Musically speaking, people are not only stealing concepts of others but in some cases, they're playing entire solos, note for note. The group Mostly Other People Do the Killing went so far as covering the entire Kind of Blue album, even improvised solos. This sort of thing has a great novelty factor, but little artistic merit. And it proves the points that (1) artistic colonialism is alive and well, and (2) that we have become all too comfortable with filtering our art through this reality-show-type paradigm.

One of the reasons that the they-all-sound-the-same narrative is so pervasive is that many of our role models don't represent the custom of originality that has defined jazz. Much of it has to do with our rush to find jazz stars. We have a tendency to prop up under-developed players as the bearers of the torch whether they're ready or not. There was a time when many of the jazz star types of today who are revered as one of the cats, would have found a home as lead soloists in the Buddy Rich big band or the Maynard Ferguson band—similarly to players like Steve Marcus and Sal Nestico. These guys were not propped up as one of the cats—understandably so. Their musical concepts were built more on flash than vision. They sounded amazing on two choruses of “I Got Rhythm” changes or a 32 bar solo with backgrounds. But their music did not have the depth nor vision to hold one's interest over several recordings. And I'm not here to drag them through the mud. As I said earlier, they were amazing players. I heard them both while still in high school and was completely blown away.

Once I got to college, however, I discovered much younger contemporaries who were paving the way in New York--musicians like Greg Osby, Steve Coleman, Branford Marsalis and Kenny Garrett. Their music seemed to be coming from a much deeper place. In fact, I'm not sure if any of them would have shined in the Buddy Rich or Woody Herman bands. Kenny Garrett actually played in the Thad Jones/Mel Lewis Orchestra. And I feel many of the other soloists in that band shined much more than him in that setting.
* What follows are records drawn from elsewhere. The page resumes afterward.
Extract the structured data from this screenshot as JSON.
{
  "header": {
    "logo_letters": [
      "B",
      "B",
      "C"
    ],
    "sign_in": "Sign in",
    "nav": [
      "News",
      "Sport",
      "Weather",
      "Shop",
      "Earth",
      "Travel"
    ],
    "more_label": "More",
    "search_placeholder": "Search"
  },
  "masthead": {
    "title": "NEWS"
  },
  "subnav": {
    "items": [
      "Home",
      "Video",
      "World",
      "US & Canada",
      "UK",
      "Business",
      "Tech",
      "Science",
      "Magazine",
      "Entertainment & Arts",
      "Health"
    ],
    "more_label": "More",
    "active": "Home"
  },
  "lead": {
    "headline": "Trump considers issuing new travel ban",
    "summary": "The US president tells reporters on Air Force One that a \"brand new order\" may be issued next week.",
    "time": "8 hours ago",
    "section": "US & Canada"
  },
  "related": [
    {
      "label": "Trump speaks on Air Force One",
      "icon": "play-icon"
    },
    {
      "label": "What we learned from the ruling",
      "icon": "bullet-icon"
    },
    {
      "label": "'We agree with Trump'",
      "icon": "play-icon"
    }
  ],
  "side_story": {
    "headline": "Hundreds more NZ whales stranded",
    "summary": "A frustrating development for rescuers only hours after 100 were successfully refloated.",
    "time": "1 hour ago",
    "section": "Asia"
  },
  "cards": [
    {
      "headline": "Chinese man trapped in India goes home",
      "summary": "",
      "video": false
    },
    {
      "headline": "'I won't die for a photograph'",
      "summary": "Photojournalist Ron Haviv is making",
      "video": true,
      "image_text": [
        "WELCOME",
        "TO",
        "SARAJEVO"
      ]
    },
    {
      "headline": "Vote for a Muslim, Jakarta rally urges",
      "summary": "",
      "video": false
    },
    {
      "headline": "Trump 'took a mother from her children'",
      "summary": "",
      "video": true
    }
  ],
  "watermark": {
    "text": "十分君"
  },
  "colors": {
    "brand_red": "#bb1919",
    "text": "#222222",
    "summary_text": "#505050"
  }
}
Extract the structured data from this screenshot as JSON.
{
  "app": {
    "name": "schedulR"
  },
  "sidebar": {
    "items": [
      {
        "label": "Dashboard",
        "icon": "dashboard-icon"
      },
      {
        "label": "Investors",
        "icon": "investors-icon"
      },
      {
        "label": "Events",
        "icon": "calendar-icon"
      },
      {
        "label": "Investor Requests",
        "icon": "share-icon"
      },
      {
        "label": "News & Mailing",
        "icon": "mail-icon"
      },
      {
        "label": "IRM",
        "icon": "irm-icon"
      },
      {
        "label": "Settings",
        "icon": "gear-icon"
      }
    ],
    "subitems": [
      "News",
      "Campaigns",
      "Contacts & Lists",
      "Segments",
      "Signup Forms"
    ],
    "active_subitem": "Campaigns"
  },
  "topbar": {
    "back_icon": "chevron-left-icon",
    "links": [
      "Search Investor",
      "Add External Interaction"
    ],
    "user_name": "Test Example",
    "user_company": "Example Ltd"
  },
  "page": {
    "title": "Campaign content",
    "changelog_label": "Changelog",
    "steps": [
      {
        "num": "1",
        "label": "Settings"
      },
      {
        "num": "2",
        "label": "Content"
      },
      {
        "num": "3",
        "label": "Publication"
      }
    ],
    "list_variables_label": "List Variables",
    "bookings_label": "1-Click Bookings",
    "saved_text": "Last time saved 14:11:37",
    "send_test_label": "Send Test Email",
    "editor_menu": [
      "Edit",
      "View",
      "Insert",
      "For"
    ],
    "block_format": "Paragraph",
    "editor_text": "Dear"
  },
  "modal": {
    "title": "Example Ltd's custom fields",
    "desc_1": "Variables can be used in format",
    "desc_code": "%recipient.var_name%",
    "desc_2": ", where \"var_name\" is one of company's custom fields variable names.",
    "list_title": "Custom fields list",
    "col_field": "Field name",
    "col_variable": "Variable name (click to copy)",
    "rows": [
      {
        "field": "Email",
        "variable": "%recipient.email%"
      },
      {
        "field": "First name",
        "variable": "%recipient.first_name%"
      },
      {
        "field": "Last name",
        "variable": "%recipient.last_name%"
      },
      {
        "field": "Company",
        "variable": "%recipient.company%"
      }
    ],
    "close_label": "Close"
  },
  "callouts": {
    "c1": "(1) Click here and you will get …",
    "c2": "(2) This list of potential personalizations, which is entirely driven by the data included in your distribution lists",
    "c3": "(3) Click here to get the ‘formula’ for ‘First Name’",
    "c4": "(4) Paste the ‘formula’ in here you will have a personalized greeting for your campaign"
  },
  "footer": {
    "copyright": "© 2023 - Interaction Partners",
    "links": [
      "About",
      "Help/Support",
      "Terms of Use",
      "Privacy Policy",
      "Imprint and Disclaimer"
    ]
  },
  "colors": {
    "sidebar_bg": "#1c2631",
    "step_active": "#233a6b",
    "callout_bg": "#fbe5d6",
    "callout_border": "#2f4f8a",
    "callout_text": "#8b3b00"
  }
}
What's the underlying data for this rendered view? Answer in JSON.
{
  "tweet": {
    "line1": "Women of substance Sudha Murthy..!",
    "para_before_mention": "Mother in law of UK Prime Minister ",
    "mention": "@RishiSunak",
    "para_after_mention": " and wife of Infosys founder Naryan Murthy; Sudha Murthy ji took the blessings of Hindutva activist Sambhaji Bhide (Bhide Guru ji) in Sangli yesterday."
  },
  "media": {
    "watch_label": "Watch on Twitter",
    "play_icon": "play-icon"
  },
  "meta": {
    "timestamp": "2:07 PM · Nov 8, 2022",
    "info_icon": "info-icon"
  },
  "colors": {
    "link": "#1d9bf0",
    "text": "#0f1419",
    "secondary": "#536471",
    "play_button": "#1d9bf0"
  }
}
However, history has proven that Kenny was going after something a lot deeper than playing in a section offered.


I feel that we have to demand more out of our jazz stars. With success comes responsibility. Even if you're not trying to lead by deliberate persuasion, you are leading by example, just by your mere visibility. We can not continue attaching ourselves to someone else's musical vision and calling it progress. Otherwise, we become musical versions of knockoff bags. The label might say Prada, but it's really made in China.

And as far as learning jazz in the streets, the only thing the streets are good for is finding your way indoors. Unless you are a muralist, stop glorifying having honed your craft in the streets. The truth of the matter is this: If you are in fact in the streets, you're probably not learning to play. My guess is that you're doing everything but.

Throughout history, musicians have made the grave error of glorifying negative behavior, as though it has any positive effects on one's musical abilities. Charlie Parker was not great because he was addicted to heroin; he was great despite being a heroin addict. That was his true genius.

In closing, let me leave you with this: People learn to play in two places and two places only--the practice room and the bandstand. Like having eggs and pancakes for breakfast, some things will never change.